Fish Audio 发布 S2.1 Pro 文本转语音模型,通过 API 免费使用至 2026 年 7 月 24 日。该模型支持 83 种语言、声音克隆及自然语言控制情感与韵律,质量、延迟和吞吐量均优于前代 S2 Pro。在 Artificial Analysis Speech Arena 排行榜上,S2.1 Pro 基于 1072 场竞技获得 Elo 1153,排名第 13,超过 Async Pro v1.0、Speech 2.8 Turbo 和 Step TTS 2。处理速度达 56.3 字符/秒,高于 GPT-Realtime-2(45.8 chars/s)和 Gemini 3.1 Flash TTS(25.3 chars/s)。
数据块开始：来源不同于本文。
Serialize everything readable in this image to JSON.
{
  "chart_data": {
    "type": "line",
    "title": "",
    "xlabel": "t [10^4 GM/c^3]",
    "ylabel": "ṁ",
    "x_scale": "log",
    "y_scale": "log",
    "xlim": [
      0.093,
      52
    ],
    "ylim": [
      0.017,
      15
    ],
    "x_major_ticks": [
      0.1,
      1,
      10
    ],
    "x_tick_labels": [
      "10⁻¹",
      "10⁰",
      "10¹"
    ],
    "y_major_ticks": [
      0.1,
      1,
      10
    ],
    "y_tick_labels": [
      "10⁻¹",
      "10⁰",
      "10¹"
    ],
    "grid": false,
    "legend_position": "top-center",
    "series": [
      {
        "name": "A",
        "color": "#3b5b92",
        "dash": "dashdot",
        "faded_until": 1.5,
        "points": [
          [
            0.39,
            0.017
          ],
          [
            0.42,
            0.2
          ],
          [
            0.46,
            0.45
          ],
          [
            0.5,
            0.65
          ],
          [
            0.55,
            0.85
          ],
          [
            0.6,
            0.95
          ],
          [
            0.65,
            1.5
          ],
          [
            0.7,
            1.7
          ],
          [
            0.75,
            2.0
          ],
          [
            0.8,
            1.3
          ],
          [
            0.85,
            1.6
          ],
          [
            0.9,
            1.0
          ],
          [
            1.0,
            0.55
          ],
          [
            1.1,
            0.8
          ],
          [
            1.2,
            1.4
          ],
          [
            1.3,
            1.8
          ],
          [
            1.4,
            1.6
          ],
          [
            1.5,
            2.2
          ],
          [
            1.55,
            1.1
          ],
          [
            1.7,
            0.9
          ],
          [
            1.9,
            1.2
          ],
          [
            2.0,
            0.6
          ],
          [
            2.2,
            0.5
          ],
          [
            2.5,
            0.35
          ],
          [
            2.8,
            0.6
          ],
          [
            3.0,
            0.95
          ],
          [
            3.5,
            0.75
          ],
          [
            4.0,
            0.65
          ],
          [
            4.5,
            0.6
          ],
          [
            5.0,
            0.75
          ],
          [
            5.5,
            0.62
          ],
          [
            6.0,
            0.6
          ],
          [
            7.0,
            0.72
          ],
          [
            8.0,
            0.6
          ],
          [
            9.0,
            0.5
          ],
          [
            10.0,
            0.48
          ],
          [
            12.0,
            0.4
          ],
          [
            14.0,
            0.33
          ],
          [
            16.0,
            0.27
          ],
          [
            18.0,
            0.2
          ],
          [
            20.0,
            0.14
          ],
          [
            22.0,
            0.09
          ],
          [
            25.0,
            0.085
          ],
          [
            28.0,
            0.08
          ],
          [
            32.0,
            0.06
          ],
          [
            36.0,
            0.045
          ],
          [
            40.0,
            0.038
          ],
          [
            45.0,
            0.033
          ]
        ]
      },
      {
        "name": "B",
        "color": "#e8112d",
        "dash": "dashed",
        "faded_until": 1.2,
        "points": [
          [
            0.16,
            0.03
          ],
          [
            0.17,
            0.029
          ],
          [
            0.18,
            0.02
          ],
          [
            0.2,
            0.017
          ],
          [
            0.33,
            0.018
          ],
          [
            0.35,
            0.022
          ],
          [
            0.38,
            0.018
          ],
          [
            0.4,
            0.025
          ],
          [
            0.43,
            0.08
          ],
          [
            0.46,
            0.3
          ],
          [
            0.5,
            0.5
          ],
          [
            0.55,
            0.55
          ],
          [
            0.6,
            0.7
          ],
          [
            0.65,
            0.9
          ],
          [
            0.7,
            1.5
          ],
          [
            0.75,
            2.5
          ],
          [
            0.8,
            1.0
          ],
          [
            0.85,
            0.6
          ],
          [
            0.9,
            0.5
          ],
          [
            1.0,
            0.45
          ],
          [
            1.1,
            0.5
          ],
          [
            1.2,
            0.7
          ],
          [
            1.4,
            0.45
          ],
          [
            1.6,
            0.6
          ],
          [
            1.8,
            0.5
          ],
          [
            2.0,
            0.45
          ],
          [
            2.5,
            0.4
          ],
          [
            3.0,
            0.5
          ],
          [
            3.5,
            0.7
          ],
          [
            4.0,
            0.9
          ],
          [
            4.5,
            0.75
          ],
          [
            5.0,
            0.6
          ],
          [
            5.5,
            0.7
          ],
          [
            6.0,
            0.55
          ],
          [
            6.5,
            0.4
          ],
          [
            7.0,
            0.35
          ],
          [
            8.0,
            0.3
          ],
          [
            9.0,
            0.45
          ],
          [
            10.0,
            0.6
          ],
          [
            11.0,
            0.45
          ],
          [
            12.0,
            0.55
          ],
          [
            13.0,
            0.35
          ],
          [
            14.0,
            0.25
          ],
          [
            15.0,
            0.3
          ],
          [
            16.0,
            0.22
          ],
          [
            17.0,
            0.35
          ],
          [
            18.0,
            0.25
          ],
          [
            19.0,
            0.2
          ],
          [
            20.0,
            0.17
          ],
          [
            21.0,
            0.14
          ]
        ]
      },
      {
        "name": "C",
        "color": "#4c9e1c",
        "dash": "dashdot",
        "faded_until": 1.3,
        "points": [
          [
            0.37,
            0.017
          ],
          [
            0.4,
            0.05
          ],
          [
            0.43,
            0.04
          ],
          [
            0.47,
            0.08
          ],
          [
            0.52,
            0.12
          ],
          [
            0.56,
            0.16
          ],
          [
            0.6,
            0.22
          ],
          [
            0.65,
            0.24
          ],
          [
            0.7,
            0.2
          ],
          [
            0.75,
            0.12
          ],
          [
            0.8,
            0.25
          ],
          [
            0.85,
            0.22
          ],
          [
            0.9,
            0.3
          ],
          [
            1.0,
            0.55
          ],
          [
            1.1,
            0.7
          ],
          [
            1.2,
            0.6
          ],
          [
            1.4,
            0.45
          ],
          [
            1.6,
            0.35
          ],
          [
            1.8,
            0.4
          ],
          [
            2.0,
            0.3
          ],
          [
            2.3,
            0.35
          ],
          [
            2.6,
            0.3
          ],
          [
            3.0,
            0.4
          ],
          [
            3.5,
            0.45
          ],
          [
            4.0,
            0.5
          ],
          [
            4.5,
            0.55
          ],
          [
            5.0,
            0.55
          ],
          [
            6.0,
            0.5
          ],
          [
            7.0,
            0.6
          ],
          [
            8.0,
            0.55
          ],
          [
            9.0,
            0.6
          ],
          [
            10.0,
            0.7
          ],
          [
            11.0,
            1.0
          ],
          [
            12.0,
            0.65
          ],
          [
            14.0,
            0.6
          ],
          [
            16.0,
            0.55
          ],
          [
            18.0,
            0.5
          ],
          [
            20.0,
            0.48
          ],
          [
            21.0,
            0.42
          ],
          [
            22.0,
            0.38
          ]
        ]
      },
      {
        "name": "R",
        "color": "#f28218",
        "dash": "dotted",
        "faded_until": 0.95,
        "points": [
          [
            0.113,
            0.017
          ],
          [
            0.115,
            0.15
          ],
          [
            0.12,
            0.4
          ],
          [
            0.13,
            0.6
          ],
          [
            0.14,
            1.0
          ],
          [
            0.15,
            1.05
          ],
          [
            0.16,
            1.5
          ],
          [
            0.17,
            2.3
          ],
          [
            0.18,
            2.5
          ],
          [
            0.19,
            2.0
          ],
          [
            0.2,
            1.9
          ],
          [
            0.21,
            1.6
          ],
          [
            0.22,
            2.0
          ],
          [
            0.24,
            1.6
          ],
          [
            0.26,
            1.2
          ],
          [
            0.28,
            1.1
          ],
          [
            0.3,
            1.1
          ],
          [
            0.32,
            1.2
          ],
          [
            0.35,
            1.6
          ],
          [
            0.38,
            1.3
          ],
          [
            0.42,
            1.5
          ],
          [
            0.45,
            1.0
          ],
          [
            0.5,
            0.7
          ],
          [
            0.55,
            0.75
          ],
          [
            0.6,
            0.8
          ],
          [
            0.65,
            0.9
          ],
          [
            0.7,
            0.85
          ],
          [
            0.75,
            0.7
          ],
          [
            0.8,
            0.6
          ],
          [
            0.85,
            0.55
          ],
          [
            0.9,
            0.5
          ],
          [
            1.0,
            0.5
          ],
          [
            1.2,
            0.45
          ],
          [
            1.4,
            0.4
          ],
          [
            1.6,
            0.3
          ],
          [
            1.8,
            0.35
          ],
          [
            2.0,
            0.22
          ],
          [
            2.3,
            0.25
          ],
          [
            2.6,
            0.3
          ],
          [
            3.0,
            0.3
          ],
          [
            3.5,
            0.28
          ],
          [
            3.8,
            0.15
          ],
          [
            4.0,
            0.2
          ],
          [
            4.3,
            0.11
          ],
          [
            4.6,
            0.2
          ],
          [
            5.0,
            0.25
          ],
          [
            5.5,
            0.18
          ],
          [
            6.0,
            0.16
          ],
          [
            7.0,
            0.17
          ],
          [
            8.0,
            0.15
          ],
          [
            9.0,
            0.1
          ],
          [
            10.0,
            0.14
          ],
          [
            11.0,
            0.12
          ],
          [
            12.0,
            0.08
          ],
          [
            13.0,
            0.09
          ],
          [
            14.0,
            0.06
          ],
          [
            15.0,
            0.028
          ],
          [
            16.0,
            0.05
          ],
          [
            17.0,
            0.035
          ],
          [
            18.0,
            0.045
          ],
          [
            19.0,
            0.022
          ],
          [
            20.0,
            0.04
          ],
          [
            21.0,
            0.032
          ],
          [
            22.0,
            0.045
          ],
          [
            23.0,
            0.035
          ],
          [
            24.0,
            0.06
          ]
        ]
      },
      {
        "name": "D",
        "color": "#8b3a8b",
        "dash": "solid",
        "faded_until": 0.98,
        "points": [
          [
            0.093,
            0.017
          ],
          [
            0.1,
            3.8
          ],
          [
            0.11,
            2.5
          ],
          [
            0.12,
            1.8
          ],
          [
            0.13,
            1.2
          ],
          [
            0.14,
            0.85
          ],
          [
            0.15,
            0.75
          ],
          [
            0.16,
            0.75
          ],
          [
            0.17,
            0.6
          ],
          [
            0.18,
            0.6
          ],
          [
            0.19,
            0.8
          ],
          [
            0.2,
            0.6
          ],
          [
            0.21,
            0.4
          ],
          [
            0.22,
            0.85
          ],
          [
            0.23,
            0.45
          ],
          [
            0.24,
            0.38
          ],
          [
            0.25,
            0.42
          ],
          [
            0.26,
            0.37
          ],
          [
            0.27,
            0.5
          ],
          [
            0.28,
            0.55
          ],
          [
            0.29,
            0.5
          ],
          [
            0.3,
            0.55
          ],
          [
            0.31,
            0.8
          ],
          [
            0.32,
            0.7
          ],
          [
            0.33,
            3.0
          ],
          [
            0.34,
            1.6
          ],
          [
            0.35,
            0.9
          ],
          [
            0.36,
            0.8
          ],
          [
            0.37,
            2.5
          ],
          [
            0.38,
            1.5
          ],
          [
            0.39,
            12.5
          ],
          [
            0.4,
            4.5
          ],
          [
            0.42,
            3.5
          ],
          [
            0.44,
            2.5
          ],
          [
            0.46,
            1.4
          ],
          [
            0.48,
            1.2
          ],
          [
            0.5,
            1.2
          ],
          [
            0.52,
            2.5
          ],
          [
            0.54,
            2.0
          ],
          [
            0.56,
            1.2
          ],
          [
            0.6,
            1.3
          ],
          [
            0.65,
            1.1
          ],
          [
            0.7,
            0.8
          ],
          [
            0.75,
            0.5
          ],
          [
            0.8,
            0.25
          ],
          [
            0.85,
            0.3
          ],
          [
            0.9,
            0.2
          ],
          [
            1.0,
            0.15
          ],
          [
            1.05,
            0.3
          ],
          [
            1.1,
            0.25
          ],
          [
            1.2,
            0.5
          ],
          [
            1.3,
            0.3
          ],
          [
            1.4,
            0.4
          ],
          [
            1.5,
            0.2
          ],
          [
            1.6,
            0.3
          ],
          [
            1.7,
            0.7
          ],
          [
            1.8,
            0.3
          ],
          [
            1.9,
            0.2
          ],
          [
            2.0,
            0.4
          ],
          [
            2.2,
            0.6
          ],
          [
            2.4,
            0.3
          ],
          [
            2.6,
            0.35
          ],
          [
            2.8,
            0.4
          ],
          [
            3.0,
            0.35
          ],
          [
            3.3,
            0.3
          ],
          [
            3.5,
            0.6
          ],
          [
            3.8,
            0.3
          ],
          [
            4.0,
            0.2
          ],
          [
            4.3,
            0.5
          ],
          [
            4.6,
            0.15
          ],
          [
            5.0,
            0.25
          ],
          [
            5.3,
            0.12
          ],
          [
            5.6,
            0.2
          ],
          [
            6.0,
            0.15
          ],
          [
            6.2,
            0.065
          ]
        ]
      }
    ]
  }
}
Fish Audio has recently released S2.1 Pro and is making it available for free via API through July 24.
Fish Audio S2.1 Pro is the latest Text to Speech model from @FishAudio, supporting multilingual speech generation across 83 languages with improved quality, lower latency, and higher throughput than S2 Pro. The model also supports voice cloning and natural language control over emotion and prosody.
Key takeaways:
➤ Quality: S2.1 Pro has an Elo of 1,153, placing it #13 on the Artificial Analysis Speech Arena Leaderboard ahead of Async Pro v1.0, Speech 2.8 Turbo, and Step TTS 2, based on 1,072 arena appearances.